17-Year-Old Beats Magnus Carlsen in World Rapid Chess Championship
But players only get three minutes for all moves (plus a 2-second-per-move increment) in the World Blitz Chess Championship.
So what happened? World chess champion Magnus Carlsen entered both events, and…
A little-known 17-year-old from Uzbekistan made a clean sweep of Magnus Carlsen and the global chess elite on Tuesday, incidentally setting a world age record. Nodirbek Abdusattorov won the World Rapid championship in Warsaw, claiming en route the scalps of Magnus Carlsen and the No 1’s last two challengers, Fabiano Caruana and Ian Nepomniachtchi…
After 21 rounds of three-minute games on Wednesday and Thursday, France’s Maxime Vachier-Lagrave defeated Poland’s Jan-Krzysztof Duda in a tie-break to win the World Blitz title.

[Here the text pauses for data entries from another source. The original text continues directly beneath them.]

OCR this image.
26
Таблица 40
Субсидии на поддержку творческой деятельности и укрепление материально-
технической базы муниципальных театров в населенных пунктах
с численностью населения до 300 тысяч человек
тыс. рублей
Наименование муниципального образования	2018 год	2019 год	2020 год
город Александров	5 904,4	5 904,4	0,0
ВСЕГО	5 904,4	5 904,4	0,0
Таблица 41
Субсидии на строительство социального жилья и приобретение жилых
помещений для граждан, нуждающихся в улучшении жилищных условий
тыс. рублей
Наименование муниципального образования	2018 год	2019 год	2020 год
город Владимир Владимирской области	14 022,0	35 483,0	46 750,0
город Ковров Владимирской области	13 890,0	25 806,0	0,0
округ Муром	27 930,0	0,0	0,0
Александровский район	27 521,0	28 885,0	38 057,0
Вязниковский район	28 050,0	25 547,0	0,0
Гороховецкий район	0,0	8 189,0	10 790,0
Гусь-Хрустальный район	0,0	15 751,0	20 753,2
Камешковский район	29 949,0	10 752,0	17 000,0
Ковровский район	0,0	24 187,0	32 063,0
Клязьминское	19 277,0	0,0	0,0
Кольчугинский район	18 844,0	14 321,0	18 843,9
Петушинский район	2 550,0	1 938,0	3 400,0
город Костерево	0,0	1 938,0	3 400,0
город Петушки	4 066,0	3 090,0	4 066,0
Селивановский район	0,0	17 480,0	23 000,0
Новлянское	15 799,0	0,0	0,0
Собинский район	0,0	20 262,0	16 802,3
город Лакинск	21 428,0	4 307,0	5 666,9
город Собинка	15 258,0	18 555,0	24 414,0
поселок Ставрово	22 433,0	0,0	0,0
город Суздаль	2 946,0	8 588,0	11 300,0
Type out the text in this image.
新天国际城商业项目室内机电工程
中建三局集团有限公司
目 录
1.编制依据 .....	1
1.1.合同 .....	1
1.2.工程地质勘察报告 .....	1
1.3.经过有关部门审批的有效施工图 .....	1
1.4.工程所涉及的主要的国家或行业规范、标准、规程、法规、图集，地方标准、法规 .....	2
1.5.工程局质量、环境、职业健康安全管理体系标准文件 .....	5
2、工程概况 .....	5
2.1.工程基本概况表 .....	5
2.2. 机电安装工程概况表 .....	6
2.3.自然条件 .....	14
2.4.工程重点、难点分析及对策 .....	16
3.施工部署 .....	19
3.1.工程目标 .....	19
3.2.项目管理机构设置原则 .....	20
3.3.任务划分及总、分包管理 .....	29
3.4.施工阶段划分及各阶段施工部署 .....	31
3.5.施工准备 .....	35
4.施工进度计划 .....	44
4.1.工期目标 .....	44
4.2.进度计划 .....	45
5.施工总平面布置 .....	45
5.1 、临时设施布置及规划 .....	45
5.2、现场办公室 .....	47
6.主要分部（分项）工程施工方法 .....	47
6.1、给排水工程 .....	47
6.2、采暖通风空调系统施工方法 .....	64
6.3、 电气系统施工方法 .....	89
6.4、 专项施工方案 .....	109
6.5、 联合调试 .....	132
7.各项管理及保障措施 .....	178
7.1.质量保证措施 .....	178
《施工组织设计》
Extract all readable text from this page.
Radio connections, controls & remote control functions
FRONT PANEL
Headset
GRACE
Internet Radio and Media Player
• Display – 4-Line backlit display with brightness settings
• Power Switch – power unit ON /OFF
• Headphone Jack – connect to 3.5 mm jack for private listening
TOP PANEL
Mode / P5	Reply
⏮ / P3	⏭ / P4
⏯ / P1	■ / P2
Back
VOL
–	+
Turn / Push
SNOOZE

The 18-year-old world No 2, Alireza Firouzja, was third but Carlsen was well adrift in 12th place. He said: “Some days you just don’t have it. I was nowhere near close to the level I needed to be today.”
At 17 years three months Abdusattorov becomes the youngest ever world champion in open competition… After 13 rounds he was in a quadruple tie on 9.5 points with Carlsen, Caruana and Nepomniachtchi, but the regulations excluded Carlsen and Caruana from the play-off due to their inferior tie-breaks. An angry Carlsen denounced the rules as “idiotic. Either all players on the same amount of points join the play-off or no one does…”
[In the final play-off game] Abdusattorov easily drew with Black, then won the second game despite twice missing mate in two near the end.